The law mandates police use of body and dashboard cameras, creates an inspector general’s office to investigate complaints of police misconduct, bans chokeholds in most circumstances and requires officers to get involved if they witness police brutality.
But police and Republican politicians have criticized the law for removing qualified immunity, which can make it easier for someone to personally sue a police officer, and for forcing changes in tactics like eliminating consensual searches at traffic stops.
“We have strict gun laws in this state, but now due to this bill and the backlash against proactive policing, we won’t be able to enforce those rules in order to keep guns out of the hands of criminals, repeat offenders and people who are a danger to themselves and others,” Fazio said. “We need good, proactive policing policies in order to keep our most vulnerable populations safe.”
Fazio added that he was in favor of “rigorously” enforcing gun laws to keep them out of the hands of criminals.
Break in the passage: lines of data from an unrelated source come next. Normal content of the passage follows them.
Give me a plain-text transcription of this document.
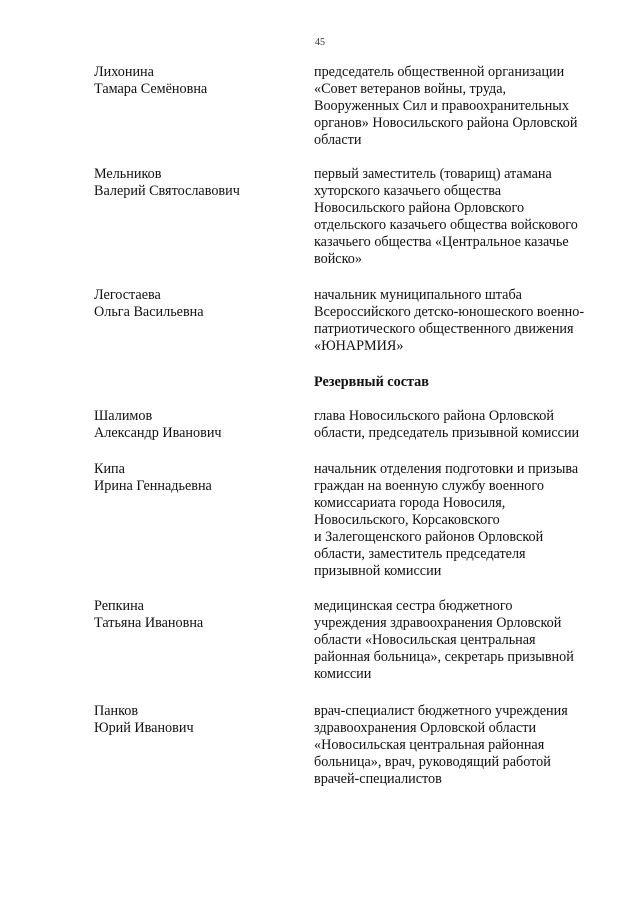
45
Лихонина
Тамара Семёновна
председатель общественной организации
«Совет ветеранов войны, труда,
Вооруженных Сил и правоохранительных
органов» Новосильского района Орловской
области
Мельников
Валерий Святославович
первый заместитель (товарищ) атамана
хуторского казачьего общества
Новосильского района Орловского
отдельского казачьего общества войскового
казачьего общества «Центральное казачье
войско»
Легостаева
Ольга Васильевна
начальник муниципального штаба
Всероссийского детско-юношеского военно-
патриотического общественного движения
«ЮНАРМИЯ»
Резервный состав
Шалимов
Александр Иванович
глава Новосильского района Орловской
области, председатель призывной комиссии
Кипа
Ирина Геннадьевна
начальник отделения подготовки и призыва
граждан на военную службу военного
комиссариата города Новосиля,
Новосильского, Корсаковского
и Залегощенского районов Орловской
области, заместитель председателя
призывной комиссии
Репкина
Татьяна Ивановна
медицинская сестра бюджетного
учреждения здравоохранения Орловской
области «Новосильская центральная
районная больница», секретарь призывной
комиссии
Панков
Юрий Иванович
врач-специалист бюджетного учреждения
здравоохранения Орловской области
«Новосильская центральная районная
больница», врач, руководящий работой
врачей-специалистов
Kasser, who has the endorsements of Connecticut Against Gun Violence and Moms Demand Action For Gun Sense in America, said the legislature passed three bills on guns this year.
“I am committed to advancing gun safety and upholding our current laws,” she said. “We don’t know where my opponent stands on this issue because he’s never answered the questions from these groups, which require a commitment to upholding our gun safety laws and a commitment to investing in community programs which have proven to be very successful in reducing gun violence.”
Unfunded state pensions
The ongoing issue of unfunded pension liability for state employees was also debated. Fazio called the problem and the budget crisis it caused, “the biggest millstone around the middle class in our state.”
“We don’t just need a financial solution, we need a legal solution,” he said. “Forty states in the past 10 years have reformed their existing pension program to make it solvent or affordable. Connecticut was not among them. … We must reduce overtime spiking. We must reduce cost of living adjustments. We must increase employee contributions to their pension and health care that are still below private sector levels but are more fair and commensurate.”
Kasser said the issue was part of her her first campaign and is again this year.
“I brought what is called the share risk plan to our legislature,” she said. “It is a proven solution. … It is not draconian. It creates a system where both employer and employee share the risk of market volatility. I also introduced an amendment to our state constitution that would require full funding of pensions going forward so that this crisis cannot be repeated. It came about because of 40 years of kicking the can down the road by Republicans, Democrats and by everybody.”